Que todos e cada um dos nossos passos sejam “precedidos, suscitados, inspirados, dirigidos, acompanhados, santificados e sustentados até ao fim” pelo Espírito de Deus que é Amor. Divinizamos aqueles que amamos e somos divinizados amando! A existência é proexistência! Só é livre quem ama!

“Ide anunciar a João o que ouvis e vedes: os cegos veem, os coxos andam, os leprosos são purificados e os surdos ouvem e os mortos ressuscitam e os pobres são evangelizados”! João é o primeiro cego que recebe a vista, o primeiro pobre que é evangelizado! O Messias, segundo as Escrituras, (por dezasseis vezes Mateus remete, explicitamente, para o cumprimento das Escrituras) não é à imagem dos que usam a força para impor a sua vontade; o Messias, segundo as Escrituras, usa o seu poder para perdoar e perdoar é criar, é transformar o pecador em justo! Não reina desde fora mas sim no coração da gente! “O Rei é servo e o servo irmão…”!

Karl Rahner afirmou, no século passado, que “o cristão de amanhã ou será místico ou não será cristão” e Walter Kasper afirmou que “o futuro da Igreja será determinado pelos orantes e a Igreja do futuro será, sobretudo, uma Igreja orante”. A espiritualidade cristã é uma espiritualidade de comunhão, a relação Discípulo/Mestre é uma relação de comunhão pelo Espírito. A rutura entre a ética e a mística (1 Cor 13) faz de nós gente esforçada e ora orgulhosa, ora desanimada e, por vezes, mesmo frustrada! (Nietzche). Rezar mais e correr menos, rezar mais e falar menos, rezar mais para ver melhor e para amar mais!…
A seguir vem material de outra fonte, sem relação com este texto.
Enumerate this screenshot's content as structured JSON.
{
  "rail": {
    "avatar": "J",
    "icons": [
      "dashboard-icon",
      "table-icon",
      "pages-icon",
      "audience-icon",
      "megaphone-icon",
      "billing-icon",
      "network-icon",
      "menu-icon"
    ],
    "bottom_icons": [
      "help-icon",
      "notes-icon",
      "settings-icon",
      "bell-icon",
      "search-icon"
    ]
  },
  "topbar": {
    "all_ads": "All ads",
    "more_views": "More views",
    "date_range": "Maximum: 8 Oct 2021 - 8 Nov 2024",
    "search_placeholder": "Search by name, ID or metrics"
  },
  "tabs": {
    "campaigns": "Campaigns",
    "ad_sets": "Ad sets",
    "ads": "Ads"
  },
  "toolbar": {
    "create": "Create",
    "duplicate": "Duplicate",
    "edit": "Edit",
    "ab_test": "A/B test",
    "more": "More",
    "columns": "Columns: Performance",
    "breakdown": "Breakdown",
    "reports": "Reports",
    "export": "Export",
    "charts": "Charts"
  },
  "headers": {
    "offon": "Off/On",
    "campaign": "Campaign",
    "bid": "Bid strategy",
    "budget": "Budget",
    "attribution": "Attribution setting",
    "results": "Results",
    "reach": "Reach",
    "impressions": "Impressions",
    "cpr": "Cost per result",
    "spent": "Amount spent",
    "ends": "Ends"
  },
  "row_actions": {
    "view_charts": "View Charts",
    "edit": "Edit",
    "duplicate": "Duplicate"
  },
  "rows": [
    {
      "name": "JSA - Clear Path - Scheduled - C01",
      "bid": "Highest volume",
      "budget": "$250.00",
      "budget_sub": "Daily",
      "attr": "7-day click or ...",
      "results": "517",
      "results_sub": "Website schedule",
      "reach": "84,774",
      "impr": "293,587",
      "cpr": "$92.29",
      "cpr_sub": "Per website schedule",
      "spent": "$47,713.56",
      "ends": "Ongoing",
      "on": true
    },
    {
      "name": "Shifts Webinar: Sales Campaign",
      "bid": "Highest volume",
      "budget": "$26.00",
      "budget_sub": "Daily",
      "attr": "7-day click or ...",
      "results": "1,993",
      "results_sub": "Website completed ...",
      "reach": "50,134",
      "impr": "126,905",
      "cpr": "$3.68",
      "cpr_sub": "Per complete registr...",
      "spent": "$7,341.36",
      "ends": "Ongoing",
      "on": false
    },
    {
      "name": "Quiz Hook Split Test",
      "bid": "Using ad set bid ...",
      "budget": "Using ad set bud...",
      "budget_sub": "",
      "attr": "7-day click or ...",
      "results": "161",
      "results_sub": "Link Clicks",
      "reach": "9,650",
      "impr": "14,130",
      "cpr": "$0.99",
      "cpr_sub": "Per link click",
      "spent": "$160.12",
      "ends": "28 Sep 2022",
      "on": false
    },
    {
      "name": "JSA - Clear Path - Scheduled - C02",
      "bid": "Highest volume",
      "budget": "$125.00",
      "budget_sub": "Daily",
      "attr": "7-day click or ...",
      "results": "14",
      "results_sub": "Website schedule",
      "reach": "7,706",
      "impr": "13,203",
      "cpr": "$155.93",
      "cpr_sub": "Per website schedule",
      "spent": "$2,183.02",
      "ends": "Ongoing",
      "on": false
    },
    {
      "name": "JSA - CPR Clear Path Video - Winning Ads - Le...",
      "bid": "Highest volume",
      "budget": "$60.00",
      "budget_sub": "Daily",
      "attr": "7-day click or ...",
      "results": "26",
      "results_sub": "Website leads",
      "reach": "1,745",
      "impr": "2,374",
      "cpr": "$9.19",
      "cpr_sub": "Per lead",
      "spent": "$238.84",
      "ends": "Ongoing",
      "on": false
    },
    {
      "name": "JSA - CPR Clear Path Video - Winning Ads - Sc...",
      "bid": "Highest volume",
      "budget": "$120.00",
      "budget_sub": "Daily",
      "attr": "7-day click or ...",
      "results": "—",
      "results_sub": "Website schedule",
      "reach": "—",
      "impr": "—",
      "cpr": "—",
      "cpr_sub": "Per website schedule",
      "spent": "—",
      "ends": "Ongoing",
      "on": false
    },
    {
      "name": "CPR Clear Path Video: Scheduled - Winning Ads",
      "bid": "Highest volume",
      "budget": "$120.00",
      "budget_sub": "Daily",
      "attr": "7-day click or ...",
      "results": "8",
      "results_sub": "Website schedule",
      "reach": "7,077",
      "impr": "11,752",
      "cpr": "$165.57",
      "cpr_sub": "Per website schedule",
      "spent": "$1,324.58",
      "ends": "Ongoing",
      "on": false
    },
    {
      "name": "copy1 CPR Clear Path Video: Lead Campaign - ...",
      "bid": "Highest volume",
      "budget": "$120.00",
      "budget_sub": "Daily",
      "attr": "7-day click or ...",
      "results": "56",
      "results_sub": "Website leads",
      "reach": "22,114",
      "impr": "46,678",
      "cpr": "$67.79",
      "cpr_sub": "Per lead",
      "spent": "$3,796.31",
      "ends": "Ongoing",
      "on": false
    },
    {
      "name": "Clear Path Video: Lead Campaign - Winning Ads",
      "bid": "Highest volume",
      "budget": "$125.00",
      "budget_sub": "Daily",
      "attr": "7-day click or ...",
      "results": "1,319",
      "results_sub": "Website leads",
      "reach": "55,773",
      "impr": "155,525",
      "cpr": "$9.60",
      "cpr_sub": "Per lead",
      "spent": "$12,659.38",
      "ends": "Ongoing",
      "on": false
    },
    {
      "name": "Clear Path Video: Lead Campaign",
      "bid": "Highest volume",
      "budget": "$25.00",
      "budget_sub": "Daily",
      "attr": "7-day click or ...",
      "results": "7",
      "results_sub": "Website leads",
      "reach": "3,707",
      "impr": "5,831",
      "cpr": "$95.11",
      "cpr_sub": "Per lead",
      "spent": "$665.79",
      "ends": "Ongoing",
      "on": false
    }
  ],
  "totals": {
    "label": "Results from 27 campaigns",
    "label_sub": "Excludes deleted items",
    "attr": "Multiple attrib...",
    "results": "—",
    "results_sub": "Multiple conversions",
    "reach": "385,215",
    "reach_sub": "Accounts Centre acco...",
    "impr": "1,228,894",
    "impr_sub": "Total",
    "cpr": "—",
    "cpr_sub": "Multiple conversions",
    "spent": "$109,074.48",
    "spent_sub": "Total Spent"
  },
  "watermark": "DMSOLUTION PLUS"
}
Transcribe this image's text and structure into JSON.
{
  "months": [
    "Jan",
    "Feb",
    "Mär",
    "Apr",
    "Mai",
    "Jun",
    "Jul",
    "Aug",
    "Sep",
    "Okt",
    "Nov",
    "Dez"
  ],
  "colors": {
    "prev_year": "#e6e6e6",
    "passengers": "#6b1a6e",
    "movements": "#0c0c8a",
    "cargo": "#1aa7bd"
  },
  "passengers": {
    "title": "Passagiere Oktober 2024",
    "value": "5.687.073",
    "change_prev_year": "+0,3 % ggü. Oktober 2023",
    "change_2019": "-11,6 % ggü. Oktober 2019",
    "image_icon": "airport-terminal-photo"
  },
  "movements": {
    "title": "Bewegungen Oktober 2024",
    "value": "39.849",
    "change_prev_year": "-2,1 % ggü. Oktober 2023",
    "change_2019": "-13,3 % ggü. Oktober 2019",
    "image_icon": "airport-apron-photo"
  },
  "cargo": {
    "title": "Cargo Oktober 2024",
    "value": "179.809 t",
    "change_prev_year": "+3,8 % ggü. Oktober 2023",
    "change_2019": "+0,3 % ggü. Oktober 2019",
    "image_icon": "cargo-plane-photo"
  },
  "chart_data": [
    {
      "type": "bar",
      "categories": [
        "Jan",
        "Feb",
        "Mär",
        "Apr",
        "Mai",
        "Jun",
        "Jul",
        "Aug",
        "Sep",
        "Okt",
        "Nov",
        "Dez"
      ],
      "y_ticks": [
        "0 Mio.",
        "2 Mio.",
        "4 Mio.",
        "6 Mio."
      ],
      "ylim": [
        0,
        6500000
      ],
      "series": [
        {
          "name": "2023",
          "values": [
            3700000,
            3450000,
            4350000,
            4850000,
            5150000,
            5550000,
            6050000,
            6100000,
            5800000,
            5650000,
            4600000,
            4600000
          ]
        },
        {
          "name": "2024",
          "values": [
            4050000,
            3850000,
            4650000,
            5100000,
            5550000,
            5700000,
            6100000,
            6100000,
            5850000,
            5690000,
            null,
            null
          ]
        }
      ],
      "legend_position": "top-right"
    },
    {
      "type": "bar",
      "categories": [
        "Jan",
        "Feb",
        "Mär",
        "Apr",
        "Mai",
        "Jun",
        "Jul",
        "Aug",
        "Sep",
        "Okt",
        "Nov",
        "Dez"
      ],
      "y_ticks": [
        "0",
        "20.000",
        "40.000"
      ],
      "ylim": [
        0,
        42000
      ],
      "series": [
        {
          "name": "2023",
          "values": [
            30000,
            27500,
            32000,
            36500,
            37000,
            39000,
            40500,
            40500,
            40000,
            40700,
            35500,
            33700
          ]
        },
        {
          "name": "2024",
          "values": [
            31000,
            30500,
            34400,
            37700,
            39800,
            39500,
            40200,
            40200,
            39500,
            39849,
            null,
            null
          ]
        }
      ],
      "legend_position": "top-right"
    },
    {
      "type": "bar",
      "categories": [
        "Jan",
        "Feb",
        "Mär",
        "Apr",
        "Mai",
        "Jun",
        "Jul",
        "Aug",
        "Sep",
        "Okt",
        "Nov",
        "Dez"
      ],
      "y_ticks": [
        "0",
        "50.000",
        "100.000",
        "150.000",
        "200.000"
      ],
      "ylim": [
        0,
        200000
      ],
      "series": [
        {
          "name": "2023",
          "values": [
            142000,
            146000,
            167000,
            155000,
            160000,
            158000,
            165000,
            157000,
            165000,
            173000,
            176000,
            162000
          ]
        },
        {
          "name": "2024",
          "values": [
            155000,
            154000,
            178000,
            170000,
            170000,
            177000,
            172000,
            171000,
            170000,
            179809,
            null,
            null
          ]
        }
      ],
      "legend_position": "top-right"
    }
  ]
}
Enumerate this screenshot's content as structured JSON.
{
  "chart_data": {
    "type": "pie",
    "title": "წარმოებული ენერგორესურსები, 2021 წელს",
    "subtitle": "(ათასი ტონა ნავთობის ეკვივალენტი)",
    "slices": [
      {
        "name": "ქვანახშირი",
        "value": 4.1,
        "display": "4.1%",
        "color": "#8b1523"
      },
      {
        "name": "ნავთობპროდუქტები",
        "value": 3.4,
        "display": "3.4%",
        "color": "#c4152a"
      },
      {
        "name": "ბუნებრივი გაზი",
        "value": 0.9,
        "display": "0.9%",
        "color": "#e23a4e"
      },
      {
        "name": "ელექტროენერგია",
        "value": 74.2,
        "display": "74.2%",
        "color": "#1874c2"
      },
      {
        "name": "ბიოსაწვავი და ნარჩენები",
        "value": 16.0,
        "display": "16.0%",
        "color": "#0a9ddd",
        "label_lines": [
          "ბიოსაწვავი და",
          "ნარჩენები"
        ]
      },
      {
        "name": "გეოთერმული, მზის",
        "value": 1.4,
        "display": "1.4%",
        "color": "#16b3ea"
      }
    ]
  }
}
“O seu nome será connosco Deus” (Mt 1,23). “Eu convosco sou todos os dias até ao fim dos tempos” (Mt 28,20); “Onde dois ou três estiverem reunidos em meu nome eu estou no meio deles (Mt 18,20); “Meu Pai o amará e nós viremos e faremos nele a nossa morada (Jo 14,23); “Tomai e comei, é o meu corpo, tomai e bebei, é o meu sangue” (Mt 26, 26-28); “Sempre que o fizeste ao mais pequeno, foi a Mim” (Mt 25, 39-40)… Deus é o eterno presente, é Mistério a contemplar e não a aprisionar em tempos verbais! O Senhor está connosco, a vida é-me dada a cada instante, o Senhor vem e é na sua eternidade que consuma a sua Revelação Gloriosa (Apocalipse)!… Vem Senhor!

E porque sou filho duma família cristã e duma aldeia cristã, como tantos de nós, onde fomos iniciados na Alegria, na Beleza e na Liberdade de nascer, crescer, viver e morrer nas virtudes teologais da Fé, da Esperança e da Caridade cristãs, porque hoje é o Dia do Senhor, Dia primeiro e Dia oitavo, Dia da Ressurreição e da Revelação…

“Volto a cantar e voltam-me à memória
As rústicas imagens
Que guardei na retina
De menino;
O repique do sino
Depois das negras horas da Paixão,
E a brejeira
Canção
Que num toco
Já oco
De cerdeira
– Flauta que um pica-pau lhe dera –
A seiva assobiava à primavera” (Miguel Torga).

Alegrai-vos! O Senhor vem! Vem Senhor!